Pour être qualifié pour un traitement à la diacétylmorphine, il faut :

1 âge minimum – 18 ans

2. être sévèrement drogué

3. Présenter des signes de mauvaise santé

4. 2 ou plus d’échecs aux traitements conventionnels (méthadone ou autres)

5. Il faut être capable d’aller à la clinique quotidiennement car le traitement n’est dispensé qu’en clinique et il doit être consommé immédiatement. Note : sous contrôle strict, quelques patients peuvent rentrer chez eux avec une dose. Pendant Covid: on peut avoir une semaine de Di M

6. Les patients doivent rendre leur permis de conduire

7. Les patients peuvent recevoir au maximum 3 doses quotidiennes. Les 2

tiers utilisent une seringue, les autres prennent leur traitement oralement.

 Résultats :

A. Les patients sont en moyenne pendant 3 ans en traitement. Les patients

peuvent être soignés à vie, 20% des patients soignés depuis 1994 sont encore

en traitement.

B. Lors de rechute, le patient peut retourner à la clinique et recommencer le programme.

C. La majorité écrasante est satisfaite ou très satisfaite du programme.

D. L’âge moyen d’un patient est de 59 ans

E. Les Suisses ont créé un programme unique pour chaque patient, basé sur

les besoins de citoyen.

F. Aspect criminel : il y a 60% de diminution de crime la première année. 80% la deuxième année. Il y a 82% de diminution de patients vendeurs d’héroïne.

G. Taux de mortalité : Plus de 10 millions de doses ont été données aux patients et personne n’est mort en clinique.

 H. Taux de maladie: Les Suisses bénéficient d’ une diminution de nouveaux cas d’hépatites et de SIDA.

I. Taux de nouveaux consommateurs d’héroïne : Légèrement moins que le taux attendu.

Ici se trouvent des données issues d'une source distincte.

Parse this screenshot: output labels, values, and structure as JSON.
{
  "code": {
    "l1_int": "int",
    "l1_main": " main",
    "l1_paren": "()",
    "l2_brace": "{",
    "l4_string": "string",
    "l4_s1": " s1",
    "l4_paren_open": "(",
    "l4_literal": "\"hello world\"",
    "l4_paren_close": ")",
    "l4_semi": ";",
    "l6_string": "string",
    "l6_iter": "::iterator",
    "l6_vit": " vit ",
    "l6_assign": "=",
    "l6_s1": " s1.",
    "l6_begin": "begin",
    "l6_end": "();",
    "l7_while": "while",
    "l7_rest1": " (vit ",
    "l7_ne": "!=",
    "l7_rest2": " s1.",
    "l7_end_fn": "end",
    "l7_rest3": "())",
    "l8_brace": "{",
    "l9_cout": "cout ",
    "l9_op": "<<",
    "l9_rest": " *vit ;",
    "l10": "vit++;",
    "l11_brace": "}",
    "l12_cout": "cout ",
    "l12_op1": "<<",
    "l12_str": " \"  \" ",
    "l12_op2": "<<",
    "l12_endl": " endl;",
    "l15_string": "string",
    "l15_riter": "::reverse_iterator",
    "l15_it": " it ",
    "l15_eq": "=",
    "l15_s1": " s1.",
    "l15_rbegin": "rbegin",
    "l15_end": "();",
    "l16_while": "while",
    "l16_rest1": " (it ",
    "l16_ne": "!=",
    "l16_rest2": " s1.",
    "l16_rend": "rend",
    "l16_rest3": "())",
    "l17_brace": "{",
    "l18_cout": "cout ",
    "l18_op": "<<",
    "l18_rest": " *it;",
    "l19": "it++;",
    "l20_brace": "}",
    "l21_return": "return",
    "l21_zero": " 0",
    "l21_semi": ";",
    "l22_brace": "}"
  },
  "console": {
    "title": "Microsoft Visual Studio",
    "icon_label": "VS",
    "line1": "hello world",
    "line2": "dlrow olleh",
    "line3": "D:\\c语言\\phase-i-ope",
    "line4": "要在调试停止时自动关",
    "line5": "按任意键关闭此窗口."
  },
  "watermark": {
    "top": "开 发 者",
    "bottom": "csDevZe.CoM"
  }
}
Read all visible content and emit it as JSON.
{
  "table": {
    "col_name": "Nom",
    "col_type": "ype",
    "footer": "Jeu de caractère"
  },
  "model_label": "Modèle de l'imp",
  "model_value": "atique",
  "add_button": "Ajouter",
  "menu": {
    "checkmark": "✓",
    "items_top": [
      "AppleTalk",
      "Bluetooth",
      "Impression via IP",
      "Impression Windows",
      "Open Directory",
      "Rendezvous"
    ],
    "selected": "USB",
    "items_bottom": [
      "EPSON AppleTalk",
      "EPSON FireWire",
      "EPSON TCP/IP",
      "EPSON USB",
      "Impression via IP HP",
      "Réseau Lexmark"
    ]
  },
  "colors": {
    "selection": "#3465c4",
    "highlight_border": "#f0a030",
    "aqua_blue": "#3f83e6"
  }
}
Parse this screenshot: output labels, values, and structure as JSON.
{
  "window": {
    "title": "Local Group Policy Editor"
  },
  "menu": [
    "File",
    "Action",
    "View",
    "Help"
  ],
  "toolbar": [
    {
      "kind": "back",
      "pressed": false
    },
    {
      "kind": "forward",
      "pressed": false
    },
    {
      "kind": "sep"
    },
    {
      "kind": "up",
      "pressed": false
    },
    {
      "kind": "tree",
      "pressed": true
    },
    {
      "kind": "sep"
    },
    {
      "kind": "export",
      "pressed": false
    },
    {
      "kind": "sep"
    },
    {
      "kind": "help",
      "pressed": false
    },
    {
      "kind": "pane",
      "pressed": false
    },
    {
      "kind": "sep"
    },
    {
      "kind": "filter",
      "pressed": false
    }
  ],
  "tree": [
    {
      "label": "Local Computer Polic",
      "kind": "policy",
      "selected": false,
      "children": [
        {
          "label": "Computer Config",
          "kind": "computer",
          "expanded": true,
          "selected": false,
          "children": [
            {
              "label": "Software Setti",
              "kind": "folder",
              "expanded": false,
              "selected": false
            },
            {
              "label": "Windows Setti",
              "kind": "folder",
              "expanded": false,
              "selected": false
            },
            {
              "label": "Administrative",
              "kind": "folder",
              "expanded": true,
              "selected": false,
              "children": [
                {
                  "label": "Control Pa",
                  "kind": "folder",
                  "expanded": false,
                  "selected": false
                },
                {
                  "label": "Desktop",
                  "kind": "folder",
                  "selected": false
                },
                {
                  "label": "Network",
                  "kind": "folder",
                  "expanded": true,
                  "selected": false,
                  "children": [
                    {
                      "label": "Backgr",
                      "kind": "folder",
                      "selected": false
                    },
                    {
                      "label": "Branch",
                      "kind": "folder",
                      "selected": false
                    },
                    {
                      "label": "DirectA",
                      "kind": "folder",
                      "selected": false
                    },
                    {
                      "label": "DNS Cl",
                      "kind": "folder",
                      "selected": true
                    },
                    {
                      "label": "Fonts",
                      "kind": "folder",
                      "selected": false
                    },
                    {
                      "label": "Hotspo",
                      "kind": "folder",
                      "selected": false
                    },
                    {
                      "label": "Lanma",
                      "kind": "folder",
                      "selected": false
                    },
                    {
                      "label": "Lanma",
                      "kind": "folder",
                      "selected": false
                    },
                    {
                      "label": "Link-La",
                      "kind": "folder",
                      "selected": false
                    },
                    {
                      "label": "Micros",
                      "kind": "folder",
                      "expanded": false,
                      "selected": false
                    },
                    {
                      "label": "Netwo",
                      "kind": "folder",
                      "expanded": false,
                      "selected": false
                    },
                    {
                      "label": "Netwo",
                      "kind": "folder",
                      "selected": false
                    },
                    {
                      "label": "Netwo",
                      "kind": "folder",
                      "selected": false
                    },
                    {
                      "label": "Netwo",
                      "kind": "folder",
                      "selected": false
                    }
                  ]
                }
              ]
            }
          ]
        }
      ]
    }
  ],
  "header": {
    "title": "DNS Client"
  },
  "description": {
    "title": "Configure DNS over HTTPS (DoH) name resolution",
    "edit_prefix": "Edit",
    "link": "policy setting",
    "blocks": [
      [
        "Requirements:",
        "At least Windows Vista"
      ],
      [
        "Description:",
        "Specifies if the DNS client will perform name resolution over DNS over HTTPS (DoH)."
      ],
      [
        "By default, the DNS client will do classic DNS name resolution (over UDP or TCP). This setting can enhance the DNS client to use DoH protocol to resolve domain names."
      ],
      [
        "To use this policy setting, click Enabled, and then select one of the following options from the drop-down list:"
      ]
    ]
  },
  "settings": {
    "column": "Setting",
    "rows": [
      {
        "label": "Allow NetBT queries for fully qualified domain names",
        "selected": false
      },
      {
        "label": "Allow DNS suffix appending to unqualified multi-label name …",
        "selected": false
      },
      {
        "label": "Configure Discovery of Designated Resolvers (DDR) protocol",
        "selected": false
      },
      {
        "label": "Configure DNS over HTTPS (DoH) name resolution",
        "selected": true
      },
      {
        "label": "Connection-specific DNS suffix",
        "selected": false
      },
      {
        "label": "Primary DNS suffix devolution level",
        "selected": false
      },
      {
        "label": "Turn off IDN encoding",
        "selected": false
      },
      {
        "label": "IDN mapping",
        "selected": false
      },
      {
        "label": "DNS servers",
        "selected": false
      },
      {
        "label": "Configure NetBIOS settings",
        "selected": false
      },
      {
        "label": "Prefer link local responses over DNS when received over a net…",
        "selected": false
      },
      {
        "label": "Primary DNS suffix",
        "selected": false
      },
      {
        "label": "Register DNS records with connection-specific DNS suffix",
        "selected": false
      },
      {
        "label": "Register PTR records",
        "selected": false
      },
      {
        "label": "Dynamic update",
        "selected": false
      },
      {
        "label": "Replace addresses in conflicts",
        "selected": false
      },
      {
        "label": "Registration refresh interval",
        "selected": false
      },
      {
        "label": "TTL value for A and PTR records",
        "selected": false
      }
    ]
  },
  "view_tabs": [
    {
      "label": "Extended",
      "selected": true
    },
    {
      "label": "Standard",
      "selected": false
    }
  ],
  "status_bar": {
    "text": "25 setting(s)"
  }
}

Selon un rapport de 2006, le lancement de la médicalisation de l’héroïne a sali l’image de l’héroïne et elle est moins attractive pour les jeunes. Selon Bern, c’est encore vrai en 2021. La disponibilité est moins présente et a bien diminué en dehors des villes. Raisons : avec autant de dealers en traitement, et la majorité des nouveaux consommateurs mis en relation par leurs groupes sociaux, il est assez difficile d’en trouver et d’en acheter surtout en régions rurale.

J. Questions économiques : $50/jour : Note : les Suisses calculent- ils le profit d’épargner $40/jour dû à une diminution de coût du système de justice en raison du fait que les patients commettent beaucoup moins de crimes. Le coût des traitements est couvert par l’assurance nationale obligatoire.

K. Les Suisses achètent environ 100 kilos de DiM chaque année.

L. L’approche Suisse nous donne un aperçu d’un monde où les questions de

drogues sont traitées par la communauté médicale. En 2021 les représentants de Bern ont affirmé leur volonté d’envoyer une équipe à Washington pour expliquer leur programme, s’ils en reçoivent la demande.

M. Les Suisses n’ont pas le problème des opioïdes comme aux USA.

Lecteur : Ce que l’approche Suisse ne couvre PAS

  1. Les dealers existent encore partout en Suisse. Il n’a pas éliminé les ventes dans la rue.
  2. Ce n’est pas un programme de drogue ‘gratuit.’ Il faut que les patients payent l’assurance pour aller en clinique et recevoir leur traitement.

C. Un adulte ne peut pas entrer en clinique et recevoir DiM.

D. L’héroïne n’est pas disponible à l’achat.

E. En bref : Les Suisses ont une approche de santé publique globale à l’addiction de l’héroïne dont la caractéristique unique est d’offrir et permettre à une minorité des drogues pures, de doses d’entretien de DiM.